Barrage hydroélectrique : le projet de Booué (400 MW) sécurise un nouveau jalon à Paris
Un protocole signé entre l’État gabonais, EDF et Gabon Power Company fixe au 31 octobre 2026 la prochaine étape du projet hydroélectrique de 400 MW.
L e projet du barrage hydroélectrique de Booué, d’une capacité d’environ 400 MW, franchit une nouvelle étape avec la signature, le 20 juillet 2026 à Paris, d’un protocole entre l’État gabonais, EDF Power Solutions et Gabon Power Company.

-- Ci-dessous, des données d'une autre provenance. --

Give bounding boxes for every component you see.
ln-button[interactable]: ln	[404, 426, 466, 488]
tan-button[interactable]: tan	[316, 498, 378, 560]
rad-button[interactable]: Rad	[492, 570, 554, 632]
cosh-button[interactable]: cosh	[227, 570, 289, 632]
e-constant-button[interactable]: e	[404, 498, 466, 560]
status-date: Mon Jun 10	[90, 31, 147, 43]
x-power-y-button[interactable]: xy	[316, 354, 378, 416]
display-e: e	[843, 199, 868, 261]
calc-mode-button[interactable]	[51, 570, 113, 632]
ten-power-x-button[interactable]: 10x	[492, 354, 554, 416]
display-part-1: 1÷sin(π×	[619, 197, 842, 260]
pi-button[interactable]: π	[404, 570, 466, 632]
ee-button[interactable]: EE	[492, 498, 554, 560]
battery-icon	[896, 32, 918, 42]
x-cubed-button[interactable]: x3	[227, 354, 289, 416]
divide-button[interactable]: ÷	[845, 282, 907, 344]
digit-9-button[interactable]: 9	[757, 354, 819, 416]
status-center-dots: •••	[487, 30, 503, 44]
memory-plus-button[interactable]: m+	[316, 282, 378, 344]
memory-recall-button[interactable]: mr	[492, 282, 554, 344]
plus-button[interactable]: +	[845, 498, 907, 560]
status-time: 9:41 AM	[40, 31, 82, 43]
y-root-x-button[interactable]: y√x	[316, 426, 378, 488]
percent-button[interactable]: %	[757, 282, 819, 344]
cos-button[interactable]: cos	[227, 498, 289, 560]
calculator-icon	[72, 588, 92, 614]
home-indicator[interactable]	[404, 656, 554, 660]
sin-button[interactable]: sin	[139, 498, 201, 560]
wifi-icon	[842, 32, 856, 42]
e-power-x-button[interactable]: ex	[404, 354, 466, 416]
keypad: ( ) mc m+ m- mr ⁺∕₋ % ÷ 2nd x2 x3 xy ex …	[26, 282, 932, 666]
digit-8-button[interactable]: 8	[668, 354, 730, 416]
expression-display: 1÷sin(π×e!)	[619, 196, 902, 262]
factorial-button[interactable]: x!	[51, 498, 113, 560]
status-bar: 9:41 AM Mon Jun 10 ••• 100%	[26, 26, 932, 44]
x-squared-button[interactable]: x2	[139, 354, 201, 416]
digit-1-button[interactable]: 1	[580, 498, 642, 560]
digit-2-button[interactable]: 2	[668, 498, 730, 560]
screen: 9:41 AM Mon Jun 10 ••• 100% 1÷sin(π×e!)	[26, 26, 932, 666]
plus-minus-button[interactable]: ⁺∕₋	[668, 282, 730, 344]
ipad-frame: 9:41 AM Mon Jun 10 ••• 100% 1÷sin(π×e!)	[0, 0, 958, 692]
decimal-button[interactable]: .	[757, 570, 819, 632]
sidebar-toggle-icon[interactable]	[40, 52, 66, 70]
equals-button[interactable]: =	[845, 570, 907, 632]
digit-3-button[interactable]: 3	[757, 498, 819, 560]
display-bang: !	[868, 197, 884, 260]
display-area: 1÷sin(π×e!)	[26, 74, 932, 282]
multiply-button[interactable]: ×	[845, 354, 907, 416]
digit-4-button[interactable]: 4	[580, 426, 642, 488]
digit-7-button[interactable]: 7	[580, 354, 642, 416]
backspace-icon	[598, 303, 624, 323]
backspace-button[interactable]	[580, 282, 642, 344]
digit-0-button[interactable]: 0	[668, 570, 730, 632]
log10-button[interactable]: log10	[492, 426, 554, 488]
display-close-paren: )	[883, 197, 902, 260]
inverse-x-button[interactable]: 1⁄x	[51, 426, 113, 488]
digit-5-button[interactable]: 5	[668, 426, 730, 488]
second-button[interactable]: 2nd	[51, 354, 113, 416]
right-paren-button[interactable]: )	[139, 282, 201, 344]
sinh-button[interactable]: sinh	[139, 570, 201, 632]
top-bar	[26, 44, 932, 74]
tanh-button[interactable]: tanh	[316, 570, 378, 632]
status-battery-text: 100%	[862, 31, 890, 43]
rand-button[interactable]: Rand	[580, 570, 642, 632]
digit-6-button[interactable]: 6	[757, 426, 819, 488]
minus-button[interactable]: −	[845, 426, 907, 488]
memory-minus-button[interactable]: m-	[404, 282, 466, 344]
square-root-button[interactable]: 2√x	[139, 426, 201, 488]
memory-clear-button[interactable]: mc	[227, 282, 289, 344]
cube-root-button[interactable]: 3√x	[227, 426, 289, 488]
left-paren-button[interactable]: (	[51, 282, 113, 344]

Un accord de développement détaillé est attendu d’ici le 31 octobre 2026. Implanté sur l’Ogooué, le projet doit renforcer la souveraineté énergétique du Gabon, soutenir l’industrie et créer près de 3 000 emplois directs.

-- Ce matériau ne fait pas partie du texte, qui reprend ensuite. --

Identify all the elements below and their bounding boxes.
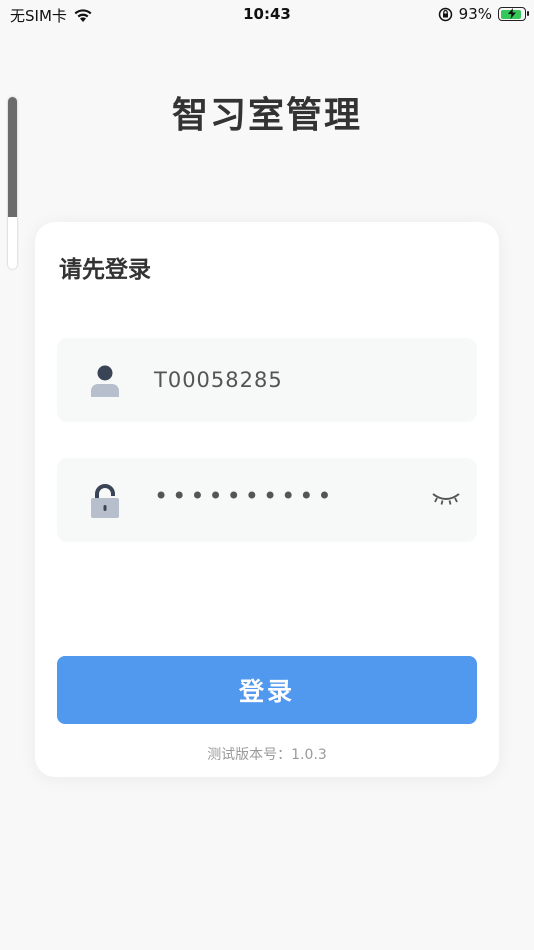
password-value: •••••••••• <box>154 482 336 510</box>
version-label: 测试版本号：1.0.3 <box>207 747 327 763</box>
app-title: 智习室管理 <box>171 95 362 136</box>
username-field[interactable]: T00058285 <box>57 338 477 422</box>
user-icon <box>89 364 121 398</box>
login-card: 请先登录 T00058285 •••••••••• 登录 测试版本号：1.0.3 <box>35 222 499 777</box>
eye-closed-icon[interactable] <box>431 490 461 506</box>
password-field[interactable]: •••••••••• <box>57 458 477 542</box>
lock-icon <box>89 484 121 518</box>
battery-percent: 93% <box>458 5 492 23</box>
status-right: 93% <box>438 5 529 23</box>
username-value: T00058285 <box>154 368 283 392</box>
card-title: 请先登录 <box>59 257 151 283</box>
battery-charging-icon <box>498 7 529 21</box>
login-screen: 无SIM卡 10:43 93% 智习室管理 请先登录 T00058285 •••… <box>0 0 534 950</box>
status-bar: 无SIM卡 10:43 93% <box>0 0 534 30</box>
login-button[interactable]: 登录 <box>57 656 477 724</box>
orientation-lock-icon <box>438 7 452 21</box>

Le projet de barrage de Booué s'accélère. Le 20 juillet 2026 à Paris, en marge de la visite d'État du président Brice Clotaire Oligui Nguema en France, l'État gabonais, EDF Power Solutions et Gabon Power Company (GPC) ont signé un protocole d'engagement mutuel pour le développement de la centrale de Booué.
Paraphé sous les regards des présidents Oligui Nguema et Emmanuel Macron, le texte confirme EDF et GPC comme partenaires de référence du projet et fixe une échéance claire : la signature d'un accord de développement détaillé au 31 octobre 2026.
Ce protocole ne se substitue pas aux deux accords antérieurs du 23 octobre 2025 et du 11 mai 2026 qui avaient établi le cadre de pré-développement. Il vient les consolider.
Il institue notamment un comité de pilotage tripartite État-EDF-GPC qui se réunira mensuellement pour piloter les négociations. L'accord à venir devra préciser le budget de développement, la répartition des rôles, la gouvernance et le calendrier des études à finaliser d'ici fin 2027.
Le projet de 400 mégawatts (MW) est porté par Gabon Power Company en partenariat avec Électricité de France (EDF) et est inscrit comme un projet de 400 MW à 410 MW sur le fleuve Ogooué.
Implanté dans la province de l'Ogooué-Ivindo, sur le fleuve Ogooué, Booué est conçu comme un aménagement au fil de l'eau, destiné à maintenir le débit écologique tout en produisant une énergie compétitive et stable. Il comprendra un barrage, une centrale et un poste de transformation raccordé au futur réseau national de transport.
Avec près de 400 MW, il deviendrait l'un des plus importants ouvrages hydroélectriques de la sous-région. Les visites de terrain de juin 2026 menées par le ministre de l'Accès universel à l'Eau et à l'Énergie, Philippe Tonangoye, ont confirmé la pertinence du site et lancé officiellement les études de faisabilité.
Pour Libreville, Booué est un pilier de souveraineté énergétique. Il doit réduire la dépendance aux énergies fossiles, sécuriser l'approvisionnement et fournir une énergie compétitive aux opérateurs miniers et au secteur privé dans le cadre d'un partenariat public-privé.
Le projet prévoit environ 3 000 emplois directs et doit renforcer l'attractivité industrielle du Gabon tout en améliorant l'accès à une électricité fiable pour les populations. La signature à Paris dépasse le cadre technique. Elle acte une priorité stratégique partagée entre la France et le Gabon, alors que la Société financière internationale (IFC) a déjà confirmé son intérêt pour un accompagnement technique et financier, après son engagement sur Kinguélé Aval.